Hij tilde haar op, hield haar omhoog, bulderend van het lachen. ‘Jij bent de enige die zoiets zou zeggen, mijn unieke dauwdrupje. Dat ik toch verliefd moest worden op een arts.’
Ze steunde met haar handen op zijn schouders, haar ogen schitterend van begeerte, uitdaging en een tikje onzekerheid. ‘Van al die vrouwen die je hebt gehad, hè?
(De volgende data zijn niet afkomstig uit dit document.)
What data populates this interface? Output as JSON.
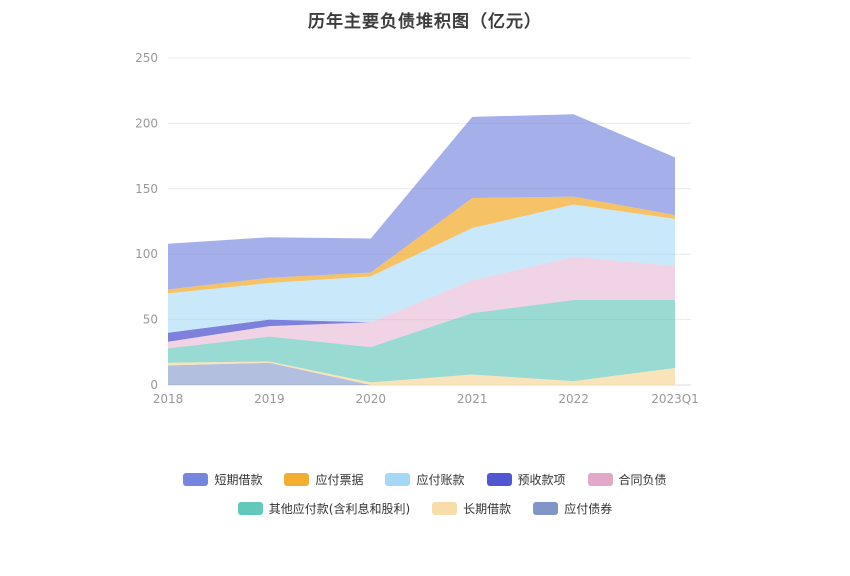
{
  "title": "历年主要负债堆积图（亿元）",
  "chart_data": {
    "type": "area",
    "stacked": true,
    "title": "历年主要负债堆积图（亿元）",
    "x": [
      "2018",
      "2019",
      "2020",
      "2021",
      "2022",
      "2023Q1"
    ],
    "ylim": [
      0,
      250
    ],
    "yticks": [
      0,
      50,
      100,
      150,
      200,
      250
    ],
    "grid": true,
    "legend_position": "bottom",
    "series": [
      {
        "name": "应付债券",
        "color": "#8095c8",
        "opacity": 0.6,
        "values": [
          15,
          17,
          0,
          0,
          0,
          0
        ]
      },
      {
        "name": "长期借款",
        "color": "#f8dcaa",
        "opacity": 0.8,
        "values": [
          2,
          1,
          2,
          8,
          3,
          13
        ]
      },
      {
        "name": "其他应付款(含利息和股利)",
        "color": "#63c8bc",
        "opacity": 0.65,
        "values": [
          11,
          19,
          27,
          47,
          62,
          52
        ]
      },
      {
        "name": "合同负债",
        "color": "#e2a7c9",
        "opacity": 0.5,
        "values": [
          5,
          8,
          19,
          25,
          33,
          26
        ]
      },
      {
        "name": "预收款项",
        "color": "#5157d0",
        "opacity": 0.75,
        "values": [
          7,
          5,
          0,
          0,
          0,
          0
        ]
      },
      {
        "name": "应付账款",
        "color": "#a5d8f7",
        "opacity": 0.6,
        "values": [
          30,
          28,
          35,
          40,
          40,
          36
        ]
      },
      {
        "name": "应付票据",
        "color": "#f2ae33",
        "opacity": 0.75,
        "values": [
          3,
          4,
          3,
          23,
          6,
          3
        ]
      },
      {
        "name": "短期借款",
        "color": "#7586e1",
        "opacity": 0.65,
        "values": [
          35,
          31,
          26,
          62,
          63,
          44
        ]
      }
    ],
    "legend_order": [
      "短期借款",
      "应付票据",
      "应付账款",
      "预收款项",
      "合同负债",
      "其他应付款(含利息和股利)",
      "长期借款",
      "应付债券"
    ],
    "legend_rows": [
      5,
      3
    ]
  }
}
Ik heb gehoord dat deze prins ook de sultan is van een wereldwijde harem.’
Hij zette haar neer en nam haar gezicht vastbesloten tussen zijn handen.
‘Eén vrouw voor mij. Voor altijd. En ik zou kunnen zeggen dat alles wat vóór jou kwam geen waarde had, maar dat is niet zo. Het had een doel. Daardoor kon ik herkennen van welke unieke waarde jij voor mij bent. Mijn ware geluk.’
Ze knikte, haar ogen overlopend van emotie. Ze geloofde hem. Op zijn woord. En hij geloofde haar. Hij wist dat ze echt helemaal van hem was.
Nu was de hele wereld van hem.
Hij ademde haar geur in, drukte zijn lippen op de hare. Alles buiten haar vervaagde. Zijn hele lichaam kwam tot leven, begeerte vloeide in golven door zijn binnenste. Magie. Liefde. Verering en nog veel meer.